Sentiment has been boosted because there are renewed hopes over a deal to end the conflict in Ukraine, while in China the government made a strong vow to ease regulatory crackdowns, something which sent Chinese and Hong Kong stocks, as well as U.S.-listed Chinese shares, surging.
- Earlier, the FT reported that Ukraine and Russia are working on a "15-point" peace plan.
- But Ukraine’s president spokesman Mihailo Podolyak in a tweet said that "the FT published a draft, which represents the requesting position of the Russian side. Nothing more. The side has its own positions. The only thing we confirm at this stage is a ceasefire, withdrawal of Russian troops and security guarantees from a number of countries"
- Kremlin had also said that creating a demilitarised Ukraine like Austria with its own army could be seen as a compromise.
Let’s see if talks will yield any real results, but the market has made up its mind, judging by the big stock market gains today.
Away from geopolitics, it is all about the Fed today.
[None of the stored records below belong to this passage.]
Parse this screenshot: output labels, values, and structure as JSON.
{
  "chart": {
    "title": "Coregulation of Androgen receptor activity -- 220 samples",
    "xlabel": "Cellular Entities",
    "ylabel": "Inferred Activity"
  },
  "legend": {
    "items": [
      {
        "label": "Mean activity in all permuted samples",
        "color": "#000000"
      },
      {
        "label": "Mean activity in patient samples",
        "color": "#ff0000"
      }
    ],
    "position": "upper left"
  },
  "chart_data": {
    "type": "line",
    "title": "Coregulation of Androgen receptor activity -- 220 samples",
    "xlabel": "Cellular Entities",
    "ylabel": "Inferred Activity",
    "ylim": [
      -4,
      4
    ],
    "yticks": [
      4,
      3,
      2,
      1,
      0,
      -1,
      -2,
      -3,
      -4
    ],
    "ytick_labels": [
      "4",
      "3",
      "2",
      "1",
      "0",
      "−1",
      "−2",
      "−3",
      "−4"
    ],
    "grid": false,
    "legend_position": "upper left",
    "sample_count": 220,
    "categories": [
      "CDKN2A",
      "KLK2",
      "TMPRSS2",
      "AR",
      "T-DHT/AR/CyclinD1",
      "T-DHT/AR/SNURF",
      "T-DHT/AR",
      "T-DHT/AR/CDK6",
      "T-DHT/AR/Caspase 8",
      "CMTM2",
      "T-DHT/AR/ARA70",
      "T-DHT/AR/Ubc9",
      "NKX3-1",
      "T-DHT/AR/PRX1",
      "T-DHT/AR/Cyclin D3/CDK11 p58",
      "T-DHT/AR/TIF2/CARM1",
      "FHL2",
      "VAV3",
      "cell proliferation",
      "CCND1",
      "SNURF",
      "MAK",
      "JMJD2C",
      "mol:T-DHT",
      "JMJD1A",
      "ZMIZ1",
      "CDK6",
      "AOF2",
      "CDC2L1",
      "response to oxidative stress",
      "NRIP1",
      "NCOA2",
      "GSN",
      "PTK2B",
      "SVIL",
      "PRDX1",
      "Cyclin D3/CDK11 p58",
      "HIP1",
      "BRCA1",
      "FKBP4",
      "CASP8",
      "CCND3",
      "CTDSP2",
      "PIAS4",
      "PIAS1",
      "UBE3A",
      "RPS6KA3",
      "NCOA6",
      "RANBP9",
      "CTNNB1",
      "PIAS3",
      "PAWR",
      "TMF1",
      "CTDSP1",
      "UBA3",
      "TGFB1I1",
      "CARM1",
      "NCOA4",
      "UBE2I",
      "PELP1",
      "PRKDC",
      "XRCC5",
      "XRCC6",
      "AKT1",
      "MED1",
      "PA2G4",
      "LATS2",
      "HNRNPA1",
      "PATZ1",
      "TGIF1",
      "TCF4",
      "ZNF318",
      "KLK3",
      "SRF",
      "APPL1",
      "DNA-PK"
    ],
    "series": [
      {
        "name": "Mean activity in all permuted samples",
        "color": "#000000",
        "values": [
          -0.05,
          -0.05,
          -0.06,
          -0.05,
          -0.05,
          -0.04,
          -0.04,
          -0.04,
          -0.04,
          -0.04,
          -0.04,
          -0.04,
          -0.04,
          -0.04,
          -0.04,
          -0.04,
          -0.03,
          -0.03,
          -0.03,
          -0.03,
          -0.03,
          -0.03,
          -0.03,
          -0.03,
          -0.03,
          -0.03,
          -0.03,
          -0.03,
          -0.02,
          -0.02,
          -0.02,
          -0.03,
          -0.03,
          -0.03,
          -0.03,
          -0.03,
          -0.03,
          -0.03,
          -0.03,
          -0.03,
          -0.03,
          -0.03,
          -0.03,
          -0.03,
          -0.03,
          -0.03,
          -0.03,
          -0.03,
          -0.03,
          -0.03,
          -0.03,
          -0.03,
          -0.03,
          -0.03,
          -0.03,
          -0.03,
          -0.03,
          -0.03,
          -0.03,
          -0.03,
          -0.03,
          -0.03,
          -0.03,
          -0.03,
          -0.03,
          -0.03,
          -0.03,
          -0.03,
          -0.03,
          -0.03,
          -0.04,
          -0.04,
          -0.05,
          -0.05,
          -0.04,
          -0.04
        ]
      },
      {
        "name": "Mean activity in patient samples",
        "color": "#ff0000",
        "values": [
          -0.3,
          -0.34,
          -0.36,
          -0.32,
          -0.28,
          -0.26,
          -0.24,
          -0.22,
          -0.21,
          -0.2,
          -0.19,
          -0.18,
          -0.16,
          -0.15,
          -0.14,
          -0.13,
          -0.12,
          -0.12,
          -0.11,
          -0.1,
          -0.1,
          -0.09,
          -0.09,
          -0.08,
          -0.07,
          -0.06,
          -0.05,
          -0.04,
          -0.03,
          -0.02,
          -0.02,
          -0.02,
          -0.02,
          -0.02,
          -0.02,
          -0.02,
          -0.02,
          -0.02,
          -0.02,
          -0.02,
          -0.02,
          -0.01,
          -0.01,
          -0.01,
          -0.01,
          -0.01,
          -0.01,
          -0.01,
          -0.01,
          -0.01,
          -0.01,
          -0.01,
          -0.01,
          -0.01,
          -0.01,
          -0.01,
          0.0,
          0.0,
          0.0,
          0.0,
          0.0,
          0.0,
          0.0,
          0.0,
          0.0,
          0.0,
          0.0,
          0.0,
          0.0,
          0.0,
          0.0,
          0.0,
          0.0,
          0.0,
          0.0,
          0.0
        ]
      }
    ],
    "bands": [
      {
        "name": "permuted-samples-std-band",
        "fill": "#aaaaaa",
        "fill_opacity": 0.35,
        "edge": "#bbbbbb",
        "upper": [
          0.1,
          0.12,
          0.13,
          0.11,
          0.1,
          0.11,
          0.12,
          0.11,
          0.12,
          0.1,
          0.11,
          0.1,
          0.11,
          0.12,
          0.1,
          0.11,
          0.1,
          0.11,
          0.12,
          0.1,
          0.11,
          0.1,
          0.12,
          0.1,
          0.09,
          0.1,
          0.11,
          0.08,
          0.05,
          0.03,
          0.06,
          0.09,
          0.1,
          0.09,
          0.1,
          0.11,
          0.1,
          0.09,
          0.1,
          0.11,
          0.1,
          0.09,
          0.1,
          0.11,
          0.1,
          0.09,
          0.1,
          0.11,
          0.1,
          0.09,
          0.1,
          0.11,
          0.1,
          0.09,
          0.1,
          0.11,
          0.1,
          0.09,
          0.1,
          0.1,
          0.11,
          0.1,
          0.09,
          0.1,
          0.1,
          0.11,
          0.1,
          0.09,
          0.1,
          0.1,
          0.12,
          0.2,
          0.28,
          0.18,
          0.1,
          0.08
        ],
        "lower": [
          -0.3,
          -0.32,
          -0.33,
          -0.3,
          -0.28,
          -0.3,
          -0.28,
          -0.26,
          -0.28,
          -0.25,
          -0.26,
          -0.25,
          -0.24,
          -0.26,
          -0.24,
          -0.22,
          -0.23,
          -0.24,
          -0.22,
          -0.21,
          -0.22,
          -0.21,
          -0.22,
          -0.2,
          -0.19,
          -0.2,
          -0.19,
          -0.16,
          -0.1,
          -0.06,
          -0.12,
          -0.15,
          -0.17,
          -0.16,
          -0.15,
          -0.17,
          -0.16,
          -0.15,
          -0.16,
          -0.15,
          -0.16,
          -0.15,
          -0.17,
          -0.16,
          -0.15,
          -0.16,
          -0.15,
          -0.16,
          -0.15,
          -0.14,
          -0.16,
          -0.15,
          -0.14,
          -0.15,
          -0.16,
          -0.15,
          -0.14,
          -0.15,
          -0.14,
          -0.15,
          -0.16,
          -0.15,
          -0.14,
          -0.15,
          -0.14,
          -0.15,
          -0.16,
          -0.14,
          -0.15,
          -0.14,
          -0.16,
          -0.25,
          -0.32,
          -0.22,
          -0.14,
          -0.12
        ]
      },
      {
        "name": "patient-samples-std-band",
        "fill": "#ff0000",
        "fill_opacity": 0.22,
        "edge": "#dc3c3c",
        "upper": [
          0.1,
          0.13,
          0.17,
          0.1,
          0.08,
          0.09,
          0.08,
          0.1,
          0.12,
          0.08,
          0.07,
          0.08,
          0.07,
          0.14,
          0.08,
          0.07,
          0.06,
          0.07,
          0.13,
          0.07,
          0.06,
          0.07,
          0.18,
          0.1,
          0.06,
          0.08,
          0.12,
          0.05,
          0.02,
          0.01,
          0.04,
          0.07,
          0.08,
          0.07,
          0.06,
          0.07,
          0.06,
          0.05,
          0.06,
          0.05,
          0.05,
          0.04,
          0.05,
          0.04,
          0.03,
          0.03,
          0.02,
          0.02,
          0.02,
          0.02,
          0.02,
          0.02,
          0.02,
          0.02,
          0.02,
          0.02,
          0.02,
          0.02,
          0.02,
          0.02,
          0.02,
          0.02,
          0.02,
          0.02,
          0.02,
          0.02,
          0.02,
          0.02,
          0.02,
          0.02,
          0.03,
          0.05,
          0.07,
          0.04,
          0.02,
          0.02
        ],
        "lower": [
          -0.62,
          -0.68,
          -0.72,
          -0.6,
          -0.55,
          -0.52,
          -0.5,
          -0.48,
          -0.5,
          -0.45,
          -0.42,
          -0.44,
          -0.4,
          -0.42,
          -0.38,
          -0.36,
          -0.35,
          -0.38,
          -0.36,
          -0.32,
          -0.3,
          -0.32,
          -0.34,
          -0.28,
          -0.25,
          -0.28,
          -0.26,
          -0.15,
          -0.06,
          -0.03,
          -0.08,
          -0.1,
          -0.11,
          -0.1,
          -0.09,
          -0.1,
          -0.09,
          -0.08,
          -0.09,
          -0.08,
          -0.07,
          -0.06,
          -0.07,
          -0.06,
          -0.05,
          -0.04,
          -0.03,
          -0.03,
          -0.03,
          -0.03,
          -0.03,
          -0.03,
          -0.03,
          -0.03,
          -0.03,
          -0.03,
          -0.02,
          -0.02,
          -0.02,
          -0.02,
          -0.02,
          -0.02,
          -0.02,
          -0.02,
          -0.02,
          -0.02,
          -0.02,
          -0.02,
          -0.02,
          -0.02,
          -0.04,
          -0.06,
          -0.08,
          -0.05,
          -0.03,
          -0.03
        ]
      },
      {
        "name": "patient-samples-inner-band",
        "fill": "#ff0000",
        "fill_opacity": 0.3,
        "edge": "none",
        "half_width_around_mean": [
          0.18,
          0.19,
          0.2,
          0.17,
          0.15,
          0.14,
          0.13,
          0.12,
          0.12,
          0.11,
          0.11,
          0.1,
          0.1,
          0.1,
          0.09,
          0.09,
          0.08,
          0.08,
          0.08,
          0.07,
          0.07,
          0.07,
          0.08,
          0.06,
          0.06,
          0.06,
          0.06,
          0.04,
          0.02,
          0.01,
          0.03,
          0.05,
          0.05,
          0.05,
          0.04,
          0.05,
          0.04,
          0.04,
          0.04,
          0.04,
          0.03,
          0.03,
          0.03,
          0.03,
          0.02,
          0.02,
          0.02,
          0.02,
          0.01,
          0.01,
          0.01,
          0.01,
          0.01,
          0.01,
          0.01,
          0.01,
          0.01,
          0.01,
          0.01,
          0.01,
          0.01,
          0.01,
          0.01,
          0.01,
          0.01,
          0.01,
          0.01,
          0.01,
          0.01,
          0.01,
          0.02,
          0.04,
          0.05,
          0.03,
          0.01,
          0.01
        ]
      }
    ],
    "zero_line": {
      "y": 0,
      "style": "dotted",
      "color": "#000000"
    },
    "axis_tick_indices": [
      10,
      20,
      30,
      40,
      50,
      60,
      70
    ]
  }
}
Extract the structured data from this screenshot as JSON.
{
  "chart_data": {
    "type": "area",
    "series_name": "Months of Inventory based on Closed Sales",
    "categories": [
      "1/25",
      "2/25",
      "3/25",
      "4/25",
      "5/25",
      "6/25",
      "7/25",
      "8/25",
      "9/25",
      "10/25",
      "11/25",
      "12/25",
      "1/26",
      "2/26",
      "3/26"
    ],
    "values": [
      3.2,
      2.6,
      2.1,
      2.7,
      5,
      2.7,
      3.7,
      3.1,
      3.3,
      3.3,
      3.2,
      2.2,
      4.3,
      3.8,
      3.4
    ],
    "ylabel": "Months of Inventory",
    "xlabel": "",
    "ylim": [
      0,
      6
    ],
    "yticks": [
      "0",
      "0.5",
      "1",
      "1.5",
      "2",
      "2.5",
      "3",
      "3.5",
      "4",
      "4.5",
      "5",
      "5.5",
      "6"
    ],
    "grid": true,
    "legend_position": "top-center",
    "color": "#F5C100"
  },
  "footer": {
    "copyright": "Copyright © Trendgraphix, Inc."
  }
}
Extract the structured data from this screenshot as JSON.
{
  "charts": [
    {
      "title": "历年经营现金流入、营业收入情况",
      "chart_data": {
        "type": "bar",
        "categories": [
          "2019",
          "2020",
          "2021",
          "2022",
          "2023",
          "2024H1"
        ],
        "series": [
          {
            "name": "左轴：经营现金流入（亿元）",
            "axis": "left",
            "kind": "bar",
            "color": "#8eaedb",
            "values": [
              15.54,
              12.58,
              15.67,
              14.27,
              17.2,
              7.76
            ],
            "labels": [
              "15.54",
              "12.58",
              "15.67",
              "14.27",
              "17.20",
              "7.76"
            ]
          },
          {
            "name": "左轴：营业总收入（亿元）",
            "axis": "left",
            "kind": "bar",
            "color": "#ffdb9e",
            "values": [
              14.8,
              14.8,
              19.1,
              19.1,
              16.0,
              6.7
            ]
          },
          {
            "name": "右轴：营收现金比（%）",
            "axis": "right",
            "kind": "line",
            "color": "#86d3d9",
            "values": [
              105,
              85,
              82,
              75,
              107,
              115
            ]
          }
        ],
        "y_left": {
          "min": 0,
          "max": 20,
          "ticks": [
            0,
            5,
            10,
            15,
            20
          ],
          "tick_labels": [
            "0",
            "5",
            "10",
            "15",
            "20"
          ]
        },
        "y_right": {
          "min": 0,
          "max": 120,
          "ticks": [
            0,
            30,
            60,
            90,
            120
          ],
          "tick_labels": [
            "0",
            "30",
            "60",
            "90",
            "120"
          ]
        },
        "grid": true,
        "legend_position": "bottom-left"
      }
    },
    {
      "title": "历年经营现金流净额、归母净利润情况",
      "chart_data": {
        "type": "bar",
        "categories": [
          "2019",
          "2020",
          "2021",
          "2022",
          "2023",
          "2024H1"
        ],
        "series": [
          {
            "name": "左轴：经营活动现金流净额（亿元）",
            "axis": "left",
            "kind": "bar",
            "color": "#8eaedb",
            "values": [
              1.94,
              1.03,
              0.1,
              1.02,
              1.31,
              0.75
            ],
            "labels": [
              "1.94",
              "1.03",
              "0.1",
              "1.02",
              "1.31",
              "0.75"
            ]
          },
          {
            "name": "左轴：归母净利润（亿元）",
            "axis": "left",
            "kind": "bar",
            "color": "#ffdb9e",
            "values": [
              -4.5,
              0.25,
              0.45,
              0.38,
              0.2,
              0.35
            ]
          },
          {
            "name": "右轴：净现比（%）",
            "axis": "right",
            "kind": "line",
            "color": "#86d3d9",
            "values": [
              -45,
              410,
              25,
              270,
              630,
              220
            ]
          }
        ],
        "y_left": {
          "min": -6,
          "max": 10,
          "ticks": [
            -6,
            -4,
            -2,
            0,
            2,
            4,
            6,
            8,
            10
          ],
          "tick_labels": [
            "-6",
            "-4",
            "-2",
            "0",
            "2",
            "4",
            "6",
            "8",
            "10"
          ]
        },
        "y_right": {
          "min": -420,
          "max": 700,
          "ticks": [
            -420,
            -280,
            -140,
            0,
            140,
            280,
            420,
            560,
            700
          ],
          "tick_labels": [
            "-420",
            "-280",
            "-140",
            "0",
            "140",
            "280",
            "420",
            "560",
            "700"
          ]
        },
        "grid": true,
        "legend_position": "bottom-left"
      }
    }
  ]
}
A 25 basis point hike is almost certain. The question is whether we will see a surprise 50 basis point hike or not, and how many more hikes will the FOMC signal for the rest of the year. The current market expectations are 7 in total for 2022. That’s one 25 basis point hike per meeting.
If the Fed proves to be more hawkish than the above expectations, we should see the dollar rally and gold drop, while if it merely meets those expectations, or is a bit more dovish, then gold should be able to regain some of its poise.